简体   繁体   English

在R中搜索数据框中的两列

[英]Searching Two Columns in a Data Frame in R

I have a question about searching for values in R, it is actually a bit similar to a question which was posted yesterday (as given over here: Searching a vector/data table backwards in R ) except I think my problem is a bit more complicated (and also the opposite of what I want to do), and since I'm very new to R I'm not too sure how to solve this problem. 我有一个关于在R中搜索值的问题,它实际上有点类似于昨天发布的问题(在这里给出: 在R中向后搜索向量/数据表 )除了我认为我的问题有点复杂(也和我想做的相反),因为我对R很新,所以我不太清楚如何解决这个问题。

I have a data frame similar to one given below, and I wish to find a previous index value to my current one where the Times column is different to my current time and the Midquote column does not have an NA value. 我有一个类似于下面给出的数据框,我希望找到我当前的索引值,其中Times列与我当前时间不同,而且Midquote列没有NA值。

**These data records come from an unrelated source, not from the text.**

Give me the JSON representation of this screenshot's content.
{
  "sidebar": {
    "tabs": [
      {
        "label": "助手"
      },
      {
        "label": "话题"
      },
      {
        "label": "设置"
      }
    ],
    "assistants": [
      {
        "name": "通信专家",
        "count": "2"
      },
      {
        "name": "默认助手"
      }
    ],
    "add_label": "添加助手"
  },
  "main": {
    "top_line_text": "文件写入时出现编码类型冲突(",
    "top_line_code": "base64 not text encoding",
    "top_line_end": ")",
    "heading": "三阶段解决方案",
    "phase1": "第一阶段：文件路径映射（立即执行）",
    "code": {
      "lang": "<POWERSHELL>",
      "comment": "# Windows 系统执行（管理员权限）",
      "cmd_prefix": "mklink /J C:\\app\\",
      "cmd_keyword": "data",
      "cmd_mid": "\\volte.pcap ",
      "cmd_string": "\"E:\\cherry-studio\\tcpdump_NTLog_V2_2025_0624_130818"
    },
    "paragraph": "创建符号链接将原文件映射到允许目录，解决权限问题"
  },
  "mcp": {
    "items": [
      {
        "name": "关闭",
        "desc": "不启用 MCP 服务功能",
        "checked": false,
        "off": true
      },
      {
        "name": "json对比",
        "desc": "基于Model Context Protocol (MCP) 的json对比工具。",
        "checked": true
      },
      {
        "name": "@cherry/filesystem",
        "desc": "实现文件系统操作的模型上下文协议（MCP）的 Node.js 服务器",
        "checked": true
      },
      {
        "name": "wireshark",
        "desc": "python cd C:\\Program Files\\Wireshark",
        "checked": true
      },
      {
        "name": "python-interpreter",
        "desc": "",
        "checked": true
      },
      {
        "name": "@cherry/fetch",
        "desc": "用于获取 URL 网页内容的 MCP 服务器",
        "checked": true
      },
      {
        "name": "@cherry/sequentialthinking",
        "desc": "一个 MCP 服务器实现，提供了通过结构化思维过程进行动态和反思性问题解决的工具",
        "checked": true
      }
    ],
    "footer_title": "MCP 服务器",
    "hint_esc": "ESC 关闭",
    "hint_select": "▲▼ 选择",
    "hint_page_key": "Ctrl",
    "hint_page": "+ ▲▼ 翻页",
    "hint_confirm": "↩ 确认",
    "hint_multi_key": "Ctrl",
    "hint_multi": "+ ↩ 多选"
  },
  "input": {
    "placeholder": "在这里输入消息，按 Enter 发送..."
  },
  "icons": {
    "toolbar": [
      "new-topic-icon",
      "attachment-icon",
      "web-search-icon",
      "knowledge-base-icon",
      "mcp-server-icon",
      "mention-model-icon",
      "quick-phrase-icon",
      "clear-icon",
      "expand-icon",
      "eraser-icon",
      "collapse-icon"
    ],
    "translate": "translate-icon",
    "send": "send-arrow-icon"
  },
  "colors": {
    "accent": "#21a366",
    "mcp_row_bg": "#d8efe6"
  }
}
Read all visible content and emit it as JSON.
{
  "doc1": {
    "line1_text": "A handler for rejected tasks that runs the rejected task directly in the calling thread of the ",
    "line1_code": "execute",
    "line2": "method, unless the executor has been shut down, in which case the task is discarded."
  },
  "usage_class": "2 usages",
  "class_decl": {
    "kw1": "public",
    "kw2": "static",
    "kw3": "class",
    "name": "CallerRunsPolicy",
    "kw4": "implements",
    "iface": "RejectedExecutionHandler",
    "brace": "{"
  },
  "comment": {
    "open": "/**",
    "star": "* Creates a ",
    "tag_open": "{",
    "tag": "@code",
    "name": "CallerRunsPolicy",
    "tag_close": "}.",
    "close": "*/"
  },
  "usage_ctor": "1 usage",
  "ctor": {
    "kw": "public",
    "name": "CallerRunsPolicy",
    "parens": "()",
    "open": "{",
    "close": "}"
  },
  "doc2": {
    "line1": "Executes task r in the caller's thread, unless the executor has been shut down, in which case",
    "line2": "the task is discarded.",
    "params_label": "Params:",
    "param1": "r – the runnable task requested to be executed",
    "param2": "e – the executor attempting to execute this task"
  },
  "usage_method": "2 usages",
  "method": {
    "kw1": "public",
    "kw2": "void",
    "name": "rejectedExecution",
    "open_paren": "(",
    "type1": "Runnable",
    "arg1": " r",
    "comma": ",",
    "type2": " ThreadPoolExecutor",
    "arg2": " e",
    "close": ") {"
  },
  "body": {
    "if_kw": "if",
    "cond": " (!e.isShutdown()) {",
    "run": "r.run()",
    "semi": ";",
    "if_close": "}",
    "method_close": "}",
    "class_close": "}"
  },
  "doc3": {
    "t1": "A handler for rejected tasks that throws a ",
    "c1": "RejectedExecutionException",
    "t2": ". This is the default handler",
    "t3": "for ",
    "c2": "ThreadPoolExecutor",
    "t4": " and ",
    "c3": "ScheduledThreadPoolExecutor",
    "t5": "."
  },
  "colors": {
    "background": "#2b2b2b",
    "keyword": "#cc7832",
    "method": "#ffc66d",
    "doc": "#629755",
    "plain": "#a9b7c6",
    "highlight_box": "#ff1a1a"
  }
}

Index               Times    |    Midquote
                -----------------------------
   1            10:30:45.58  |    5.319
   2            10:30:45.93  |    5.323
   3            10:30:45.104 |    5.325
   4            10:30:45.127 |    5.322
   5            10:30:45.188 |    5.325
   6            10:30:45.188 |    NA
   7            10:30:45.212 |    NA
   8            10:30:45.231 |    5.321
   9            10:30:45.231 |    5.321

If we start at the bottom of the data frame and take this to be the 'current' time, this is found to be at index 9 and which has a Times value of 10:30:45.231 and Midquote value of 5.321 , then if I want to find the first index where the time is different to my current time, we see this is found to be index 7, which has a time of 10:30:45.212 (since index 8 has the same time). 如果我们开始在数据帧的底部并借此为“当前”时间,这被发现是在索引9和具有Times的值10:30:45.231Midquote的值5.321 ,那么,如果我想要找到时间与我当前时间不同的第一个索引,我们看到这被发现是索引7,其时间为10:30:45.212 (因为索引8具有相同的时间)。 But we also see that at index 7 the Midquote value is NA so I now have to check the data frame again. 但我们也看到,在索引7处, Midquote值为NA因此我现在必须再次检查数据帧。 Index 6 again has a different time (ie 10:30:45.188 ) but it also has an NA value again in the Midquote column, so moving up again to index 5 we see that the Times column has a different time to my current time (ie 10:30:45.188 again) and that the Midquotes value is 5.325 . 索引6再次具有不同的时间(即10:30:45.188 ),但它在Midquote列中也再次具有NA值,因此再次向上移动到索引5,我们看到Times列与当前时间的时间不同(即再次10:30:45.188 )并且Midquotes值为5.325

Therefore, since at index 5 the time is 10:30:45.188 (which is different to my current time which was 10:30:45.231 ) and since the Midquote value at index 5 is not NA , I wish to obtain the output '5' since it is the index value which fulfills both criteria. 因此,因为在索引5时间是10:30:45.188 (这与我当前的时间不同,即10:30:45.231 ),并且由于索引5处的Midquote值不是NA ,我希望获得输出'5 '因为它是满足两个标准的指数值。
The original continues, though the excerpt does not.